First, Brady Tkachuk is THE identity piece in Ottawa. He plays a very high-danger-centric style of game and so much of the Senators’ offence is geared towards getting him a chance in-tight whether that is through a screened tip, rebound, bumper play, or general net scramble. As a result, Brady has a lot of sway over how the team’s plays unfold, giving him a top 3 Influence (PageRank) score.
Next, at centre is Tim Stützle, who is the primary carrier and dynamic puck-mover. So many of the Senators’ possessions are made possible by virtue of Stützle connecting plays thanks to his playmaking and skating abilities. With such a high volume of Ottawa’s offensive pathways going through him, Timmy garners a top 3 Flow (Betweenness) score.

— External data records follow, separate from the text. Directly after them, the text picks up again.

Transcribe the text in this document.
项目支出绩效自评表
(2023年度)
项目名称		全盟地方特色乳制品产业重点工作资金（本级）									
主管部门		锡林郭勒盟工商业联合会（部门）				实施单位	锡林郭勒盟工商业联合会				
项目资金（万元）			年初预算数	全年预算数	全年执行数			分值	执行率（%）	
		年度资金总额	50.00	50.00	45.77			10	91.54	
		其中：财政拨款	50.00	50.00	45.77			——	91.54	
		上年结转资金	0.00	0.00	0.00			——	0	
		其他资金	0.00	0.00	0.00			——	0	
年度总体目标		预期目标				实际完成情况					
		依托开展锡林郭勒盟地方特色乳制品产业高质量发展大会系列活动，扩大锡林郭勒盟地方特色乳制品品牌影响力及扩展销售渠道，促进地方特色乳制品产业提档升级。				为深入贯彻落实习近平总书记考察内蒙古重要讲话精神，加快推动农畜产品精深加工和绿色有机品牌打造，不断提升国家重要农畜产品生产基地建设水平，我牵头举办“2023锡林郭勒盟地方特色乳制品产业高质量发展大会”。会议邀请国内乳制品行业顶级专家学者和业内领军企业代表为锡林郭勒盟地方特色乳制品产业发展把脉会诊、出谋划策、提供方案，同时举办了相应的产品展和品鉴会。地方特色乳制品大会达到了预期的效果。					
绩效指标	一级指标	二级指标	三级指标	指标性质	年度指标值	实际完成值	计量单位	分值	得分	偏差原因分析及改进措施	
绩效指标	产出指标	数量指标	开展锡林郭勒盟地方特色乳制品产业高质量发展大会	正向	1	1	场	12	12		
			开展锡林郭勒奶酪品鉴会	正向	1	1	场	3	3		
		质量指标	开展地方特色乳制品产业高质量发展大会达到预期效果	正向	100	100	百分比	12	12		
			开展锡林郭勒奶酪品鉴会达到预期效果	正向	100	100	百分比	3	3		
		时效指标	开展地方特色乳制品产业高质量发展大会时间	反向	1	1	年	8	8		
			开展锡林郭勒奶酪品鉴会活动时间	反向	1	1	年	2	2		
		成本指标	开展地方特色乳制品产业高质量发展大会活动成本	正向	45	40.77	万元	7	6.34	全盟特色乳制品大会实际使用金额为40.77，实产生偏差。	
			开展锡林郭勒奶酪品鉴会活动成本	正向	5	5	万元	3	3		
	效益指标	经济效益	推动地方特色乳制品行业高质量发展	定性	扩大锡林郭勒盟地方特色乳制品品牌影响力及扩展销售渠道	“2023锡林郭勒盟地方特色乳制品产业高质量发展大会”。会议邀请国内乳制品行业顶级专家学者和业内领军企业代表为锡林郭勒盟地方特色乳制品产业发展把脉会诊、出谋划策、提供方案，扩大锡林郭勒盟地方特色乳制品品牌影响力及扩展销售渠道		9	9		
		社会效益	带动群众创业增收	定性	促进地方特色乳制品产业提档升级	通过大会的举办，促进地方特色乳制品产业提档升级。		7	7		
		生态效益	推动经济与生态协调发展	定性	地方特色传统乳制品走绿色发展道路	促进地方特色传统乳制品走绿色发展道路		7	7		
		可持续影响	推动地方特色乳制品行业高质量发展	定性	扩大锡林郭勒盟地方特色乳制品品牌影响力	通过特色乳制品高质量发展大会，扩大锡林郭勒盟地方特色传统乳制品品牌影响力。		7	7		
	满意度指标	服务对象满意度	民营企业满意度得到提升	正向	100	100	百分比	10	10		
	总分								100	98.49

And lastly, on the right side we have Claude Giroux. As we hinted in the Information Centrality section, he tends to play more of a tertiary role on this line, acting as the reliable veteran piece for his two young linemates. But Claude goes beyond that, as his hockey IQ and anticipation of various potential passing routes allow him to ensure Ottawa’s offensive zone possessions can progress towards a chance no matter their current state. The adaptability and support he provides places him in the top 10 for the Efficiency (Information) metric.
Evidently, all three are exceptionally talented in all four of the measured skills. But the way in which each of them specialize in a different facet of play-driving (Tkachuk for influence, Stützle for flow, Giroux for efficiency), and how all these puck-movement abilities mesh together allows the line to consistently produce at a high level.
Peering into the Future
Although I’m very happy with where the final model stands currently, there are definite improvements that could be implemented down the road. First, we could attempt to instill some enhancements on the data quality side.
Now that we have a linked shot database that combines all these features of both MoneyPuck and AllThreeZones, we could develop a more advanced expected goals model. This approach could yield a better final product thanks to A3Z’s manually-tracked parameters providing greater context to shot attempts. It would feed directly into the network analysis by assigning more appropriate weights to the edges throughout the system.
The final calculation itself could also be improved. Instead of a simple average where each of the four centrality measures is treated equally, a weighted average might be better. I tested to see how the overall rankings would shift if the highest and lowest scores for each player were weighted down (to half-weight in this case). This was done in hopes of minimizing the effect of higher variability and rewarding players who performed more consistently across all metrics. However, I preferred the normal average’s results in comparison. Giving different weights to each of the four centralities (ex: flow-0.3, influence-0.4, efficiency-0.2, volume-0.1) is another avenue down which I have yet to travel.

We have mentioned data quality, but data quantity is likely the area which could benefit most from a boost. There is only so much manual tracking one can do over a season, and while a 400-plus game sample is incredibly useful and impressive, that still omits 800-900 regular season games from the analysis. Unfortunately for us in the public sphere, there is no easy solution to craft on our end. But developments from the NHL themselves that have been in the works for a while could provide an answer through NHL Edge. It is very much in its infancy, but the possibilities in player and puck tracking thanks to infrared cameras at NHL rinks may lead to enriched data in the future.
There is always room to grow and improve with projects like these, especially in the world of hockey analytics where our target is inherently chaotic. All we can hope to do is attempt to harness that chaos and continuously refine it so that it offers a useful look into the evaluation of this sport.